Pôles de compétitivité : la recherche aujourd’hui, les emplois de demain. Témoignage d’une jeune biotech.

Source ladepeche.fr

Les ingrédients mis au point par Genibio entrent dans la composition de gélules de compléments alimentaires de laboratoires comme Pileje./ Photo Arnaud Paul ()

Les ingrédients mis au point par Genibio entrent dans la composition de gélules de compléments alimentaires de laboratoires comme Pileje./ Photo Arnaud Paul

Les pôles de compétitivité ont fait leur trou dans le paysage économique français. En rapprochant la recherche et les entreprises, les pôles ont eu un effet direct sur l’emploi.

«Les pôles de compétitivité sont pour moi et Genibio des éléments essentiels. Sans labellisation, on a du mal.» François Paul est un chercheur heureux. Genibio, son entreprise qu’il a fondée il y a une quinzaine d’années prospère à Lorp-Sentaraille. «On a quand même de la chance de travailler dans un cadre pareil» lâche le chef d’entreprise en embrassant le panorama des montagnes enneigées du Couserans.

C’est là derrière ces murs que Genibio extrait des ingrédients végétaux, conçoit des prebiotiques, des probiotiques, ces compléments alimentaires constitués de bactéries lactiques destinés à rétablir l’équilibre de la flore intestinale. Genibio met au point des ingrédients de ces compléments alimentaires que des laboratoires fabriquent et commercialisent ensuite comme le laboratoire Pileje.

Un laboratoire partenaire de Genibio qui intervient dans le champ très porteur de la micronutrition qui s’intéresse au rapport entre l’alimentation et la santé. Et c’est là que Genibio, l’entreprise de Lorp-Sentaraille intervient. «Pour pouvoir mettre en avant des allégations sur les bienfaits sur la santé de telle ou telle combinaison de bactéries, il faut d’abord chercher, étudier et tester» explique François Paul.

L’objectif des pôles de compétitivité de rapprocher les laboratoires et les entreprises est presque une évidence pour François Paul, scientifique passé au monde de l’entreprise. Genibio est d’ailleurs le résultat d’un essaimage parti de l’INSA de Toulouse. La société a trouvé sa place au sein d’Agrimip Sud-Ouest Innovation. «Nous avons la culture de partager, de monter des projets collaboratifs» détaille François Paul. «Genibio, c’est de la recherche qui débouche sur des produits innovants» poursuit-il. «Les pôles de compétitivité, ce sont des portes d’entrée intéressantes pour une PME située hors de Toulouse. Sans labellisation Pôle de compétitivité, on a plus de mal à trouver des partenaires.»
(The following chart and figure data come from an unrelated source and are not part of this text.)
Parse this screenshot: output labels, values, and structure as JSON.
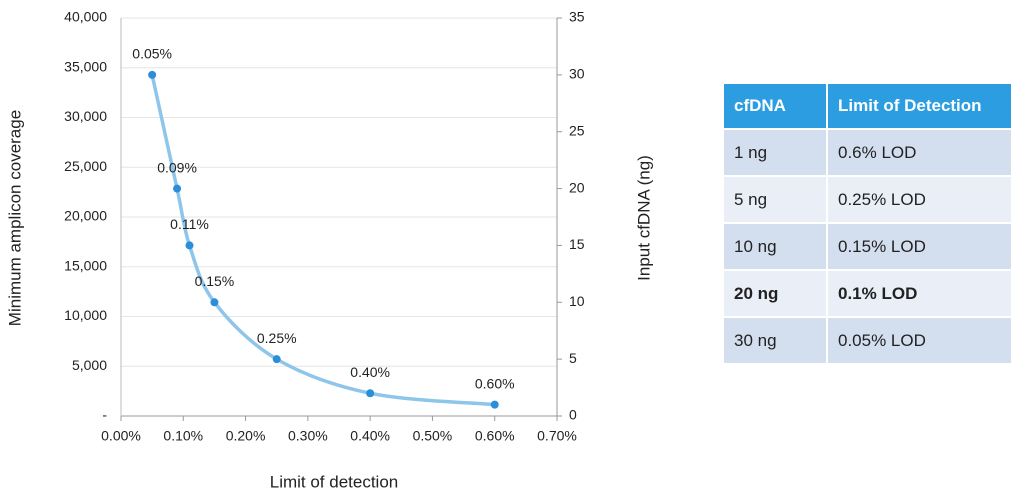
{
  "chart_data": {
    "type": "line",
    "x_axis_label": "Limit of detection",
    "y_axis_label": "Minimum amplicon coverage",
    "y2_axis_label": "Input cfDNA (ng)",
    "x": [
      0.05,
      0.09,
      0.11,
      0.15,
      0.25,
      0.4,
      0.6
    ],
    "x_labels": [
      "0.05%",
      "0.09%",
      "0.11%",
      "0.15%",
      "0.25%",
      "0.40%",
      "0.60%"
    ],
    "series": [
      {
        "color": "#8ec5ea",
        "marker_color": "#2a8fd8",
        "axis": "y2",
        "values": [
          30,
          20,
          15,
          10,
          5,
          2,
          1
        ]
      }
    ],
    "xlim": [
      0,
      0.7
    ],
    "xticks": [
      {
        "value": 0,
        "label": "0.00%"
      },
      {
        "value": 0.1,
        "label": "0.10%"
      },
      {
        "value": 0.2,
        "label": "0.20%"
      },
      {
        "value": 0.3,
        "label": "0.30%"
      },
      {
        "value": 0.4,
        "label": "0.40%"
      },
      {
        "value": 0.5,
        "label": "0.50%"
      },
      {
        "value": 0.6,
        "label": "0.60%"
      },
      {
        "value": 0.7,
        "label": "0.70%"
      }
    ],
    "ylim": [
      0,
      40000
    ],
    "yticks": [
      {
        "value": 0,
        "label": "-"
      },
      {
        "value": 5000,
        "label": "5,000"
      },
      {
        "value": 10000,
        "label": "10,000"
      },
      {
        "value": 15000,
        "label": "15,000"
      },
      {
        "value": 20000,
        "label": "20,000"
      },
      {
        "value": 25000,
        "label": "25,000"
      },
      {
        "value": 30000,
        "label": "30,000"
      },
      {
        "value": 35000,
        "label": "35,000"
      },
      {
        "value": 40000,
        "label": "40,000"
      }
    ],
    "y2lim": [
      0,
      35
    ],
    "y2ticks": [
      0,
      5,
      10,
      15,
      20,
      25,
      30,
      35
    ],
    "grid": true
  },
  "table": {
    "header": [
      "cfDNA",
      "Limit of Detection"
    ],
    "rows": [
      [
        "1 ng",
        "0.6% LOD"
      ],
      [
        "5 ng",
        "0.25% LOD"
      ],
      [
        "10 ng",
        "0.15% LOD"
      ],
      [
        "20 ng",
        "0.1% LOD"
      ],
      [
        "30 ng",
        "0.05% LOD"
      ]
    ],
    "bold_row": 3
  }
}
Genibio reste ainsi en éveil. Quand un appel à projet l’intéresse, il s’appuie sur les structures existantes type Ariège Expansion, ou la CCI pour l’aider à monter des dossiers. «Ces structures sont déterminantes : sur le plan financier, par exemple, il faut montrer de plus en plus patte blanche et être capable de produire des documents rapidement» précise François Paul qui salue également le contrat d’appui innovation signé avec le conseil régional.

Pour François Paul, le développement de Genibio va continuer de passer par les probiotiques et les promesses de la micronutrition en pleine expansion.Le scientifique chef d’entreprise est en train de faire mûrir un projet de recherche qui pourra déboucher sur un programme de plusieurs années de production.


Pôles de compétitivité

Inspirés des clusters américains et japonais, les pôles de compétitivité français, au nombre de 71, visent «le regroupement sur un même territoire d’entreprises, d’établissements d’enseignement supérieur et d’organismes de recherche publics ou privés qui ont vocation à travailler en synergie pour mettre en œuvre des projets de développement économique pour l’innovation.» Selon un rapport d’évaluation des pôles publié en juin 2012 par BearingPoint France SAS – Erdyn – Technopolis Group-ITD, «2 500 des projets de R & D des pôles ont généré des innovations dont près des trois quarts sont des innovations de produits et de procédés. Les innovations de services, organisationnelles et de marketing restent minoritaires sans être pour autant négligeables. Environ 25 % des projets génèrent une innovation.» «Les projets de R & D ont conduit entre 2008 et 2011 au dépôt de près d’un millier de brevets surtout dans les TIC, biotechnologies/santé et l’énergie.

[…] 93 startups sont issues directement des projets de R & D, soit en flux annualisé 5 % environ de la création annuelle d’entreprises innovantes en France.»